La OPV de Ant ofrece una visión de color de rosa de las finanzas chinas

Parece difícil que los reguladores sigan permitiendo el laxo control sobre la filial de Alibaba

Oficina de Alipay, filial de Ant, en Shanghái.
Oficina de Alipay, filial de Ant, en Shanghái. reuters

Ant está dando a sus potenciales inversores una visión de color de rosa de las finanzas chinas. En solo 16 años, la empresa que comenzó manejando pagos seguros para el grupo de comercio electrónico Alibaba se ha convertido en un intermediario digital gigante que conecta a los consumidores con préstamos, fondos y seguros. Ese modelo de negocio le permite flotar por encima de los créditos dudosos, las transacciones opacas y las regulaciones vinculantes que pesan sobre las instituciones financieras de la República Popular. La valoración propuesta de más de 200.000 millones de dólares depende de que los inversores de su OPV compartan esa brillante perspectiva.

El sistema bancario de China ha generado pocos superlativos positivos en los últimos años. La ralentizada economía del país se ha mantenido a flote gracias a generosas ayudas para el apalancamiento. El sector privado debe ahora el equivalente al 216% de la producción económica anual, según el Banco de Pagos Internacionales. Ello ha traído una creciente pila de créditos incobrables y empresas zombis incapaces de pagar sus deudas.

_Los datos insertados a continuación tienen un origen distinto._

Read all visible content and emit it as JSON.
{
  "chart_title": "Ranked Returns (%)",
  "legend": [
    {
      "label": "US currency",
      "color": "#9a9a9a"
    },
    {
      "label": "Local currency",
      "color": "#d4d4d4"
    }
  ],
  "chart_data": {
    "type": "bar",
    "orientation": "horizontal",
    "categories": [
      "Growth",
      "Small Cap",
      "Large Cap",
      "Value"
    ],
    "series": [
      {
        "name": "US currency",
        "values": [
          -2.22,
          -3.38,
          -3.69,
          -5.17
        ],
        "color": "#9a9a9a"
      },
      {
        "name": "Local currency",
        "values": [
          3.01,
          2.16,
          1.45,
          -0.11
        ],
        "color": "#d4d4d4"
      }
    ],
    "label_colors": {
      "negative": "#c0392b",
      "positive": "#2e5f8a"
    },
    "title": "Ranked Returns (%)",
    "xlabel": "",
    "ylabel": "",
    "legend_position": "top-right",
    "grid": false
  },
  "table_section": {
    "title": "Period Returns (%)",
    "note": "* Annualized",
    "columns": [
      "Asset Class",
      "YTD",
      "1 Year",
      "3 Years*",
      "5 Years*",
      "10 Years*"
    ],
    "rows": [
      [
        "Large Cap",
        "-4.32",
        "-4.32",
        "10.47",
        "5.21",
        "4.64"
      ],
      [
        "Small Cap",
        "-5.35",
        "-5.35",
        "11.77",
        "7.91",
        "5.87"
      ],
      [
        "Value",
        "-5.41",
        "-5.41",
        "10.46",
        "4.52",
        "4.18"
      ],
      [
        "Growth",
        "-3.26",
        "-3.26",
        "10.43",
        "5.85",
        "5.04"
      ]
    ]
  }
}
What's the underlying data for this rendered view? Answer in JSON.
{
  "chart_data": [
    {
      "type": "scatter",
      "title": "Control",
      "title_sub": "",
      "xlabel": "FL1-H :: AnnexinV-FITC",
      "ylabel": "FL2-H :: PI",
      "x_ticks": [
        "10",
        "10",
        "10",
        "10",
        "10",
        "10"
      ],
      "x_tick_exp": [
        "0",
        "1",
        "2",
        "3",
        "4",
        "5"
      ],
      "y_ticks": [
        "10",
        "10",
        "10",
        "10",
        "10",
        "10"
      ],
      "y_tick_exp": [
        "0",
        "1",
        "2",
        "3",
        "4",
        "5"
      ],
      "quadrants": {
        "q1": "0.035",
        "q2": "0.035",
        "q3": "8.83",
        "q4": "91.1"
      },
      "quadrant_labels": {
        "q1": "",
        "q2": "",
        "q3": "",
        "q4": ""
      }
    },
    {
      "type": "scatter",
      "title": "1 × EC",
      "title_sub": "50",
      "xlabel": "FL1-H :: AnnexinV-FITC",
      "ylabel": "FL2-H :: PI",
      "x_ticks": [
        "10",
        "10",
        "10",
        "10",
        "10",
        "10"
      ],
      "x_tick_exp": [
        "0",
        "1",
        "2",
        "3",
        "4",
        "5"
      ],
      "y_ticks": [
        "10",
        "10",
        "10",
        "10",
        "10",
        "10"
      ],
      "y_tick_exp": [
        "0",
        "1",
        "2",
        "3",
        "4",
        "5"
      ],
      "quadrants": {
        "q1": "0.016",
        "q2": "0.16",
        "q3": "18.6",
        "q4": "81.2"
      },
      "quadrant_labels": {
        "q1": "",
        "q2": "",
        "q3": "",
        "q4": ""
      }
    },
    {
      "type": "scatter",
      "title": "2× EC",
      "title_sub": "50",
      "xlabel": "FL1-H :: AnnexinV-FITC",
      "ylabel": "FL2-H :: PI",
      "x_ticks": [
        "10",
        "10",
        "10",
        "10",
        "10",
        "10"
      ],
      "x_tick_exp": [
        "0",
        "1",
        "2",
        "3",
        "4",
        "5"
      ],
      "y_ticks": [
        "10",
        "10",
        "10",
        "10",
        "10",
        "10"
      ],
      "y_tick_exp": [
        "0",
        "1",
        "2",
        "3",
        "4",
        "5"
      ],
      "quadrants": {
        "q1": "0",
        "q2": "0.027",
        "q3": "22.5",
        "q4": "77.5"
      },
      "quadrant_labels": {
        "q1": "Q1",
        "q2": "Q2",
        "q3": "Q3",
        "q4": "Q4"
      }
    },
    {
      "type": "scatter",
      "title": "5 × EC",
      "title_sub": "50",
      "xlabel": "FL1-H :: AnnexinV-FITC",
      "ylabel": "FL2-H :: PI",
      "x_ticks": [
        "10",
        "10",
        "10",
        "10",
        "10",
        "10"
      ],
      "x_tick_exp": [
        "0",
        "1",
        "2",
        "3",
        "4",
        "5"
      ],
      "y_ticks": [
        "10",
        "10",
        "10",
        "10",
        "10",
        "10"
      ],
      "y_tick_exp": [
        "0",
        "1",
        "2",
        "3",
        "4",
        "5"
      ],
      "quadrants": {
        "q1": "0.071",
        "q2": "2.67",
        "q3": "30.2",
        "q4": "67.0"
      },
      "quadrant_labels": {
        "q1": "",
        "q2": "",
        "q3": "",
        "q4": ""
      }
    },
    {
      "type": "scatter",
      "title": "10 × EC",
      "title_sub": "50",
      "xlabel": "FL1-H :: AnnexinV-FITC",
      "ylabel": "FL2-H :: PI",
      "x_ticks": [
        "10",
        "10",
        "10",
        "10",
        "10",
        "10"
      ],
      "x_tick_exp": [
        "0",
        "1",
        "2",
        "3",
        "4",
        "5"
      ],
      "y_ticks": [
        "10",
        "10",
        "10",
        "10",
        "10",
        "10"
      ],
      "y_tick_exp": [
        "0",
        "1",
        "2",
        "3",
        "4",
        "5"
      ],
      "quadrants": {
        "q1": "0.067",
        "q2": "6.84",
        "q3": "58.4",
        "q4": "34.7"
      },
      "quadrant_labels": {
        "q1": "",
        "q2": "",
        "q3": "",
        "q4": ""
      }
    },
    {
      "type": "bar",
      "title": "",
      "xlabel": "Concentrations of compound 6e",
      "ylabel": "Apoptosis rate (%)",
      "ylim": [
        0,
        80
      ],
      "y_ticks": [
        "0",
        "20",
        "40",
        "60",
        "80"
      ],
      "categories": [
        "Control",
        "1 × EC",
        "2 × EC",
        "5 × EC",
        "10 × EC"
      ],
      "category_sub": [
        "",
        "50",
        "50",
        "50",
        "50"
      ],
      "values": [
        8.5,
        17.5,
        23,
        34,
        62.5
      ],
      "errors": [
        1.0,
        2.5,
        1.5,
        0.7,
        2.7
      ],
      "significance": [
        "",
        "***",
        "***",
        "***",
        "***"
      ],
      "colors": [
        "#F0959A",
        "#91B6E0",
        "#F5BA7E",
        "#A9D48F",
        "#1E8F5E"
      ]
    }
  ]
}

Ant, que está preparando lo que podría ser la mayor OPV del mundo en Hong Kong y Shanghái, cuenta una historia más luminosa. Desde su sede en Hangzhou, ha dado forma a las finanzas digitales en China, convirtiéndose en un elemento indispensable de la vida cotidiana. En los 12 meses anteriores a junio, su aplicación Alipay procesó transacciones por un asombroso valor de 118 billones de yuanes (17 billones de dólares), más de la mitad de los pagos online del país.
Alipay también sirve de escaparate de servicios financieros, ofreciendo acceso a préstamos de consumo a corto plazo, créditos para pequeñas empresas, fondos de inversión y productos de seguros. Para sus más de 700 millones de usuarios mensuales, Alipay ofrece la mayoría de las funciones de un banco minorista, y es más rápida y práctica que las entidades controladas por el Estado.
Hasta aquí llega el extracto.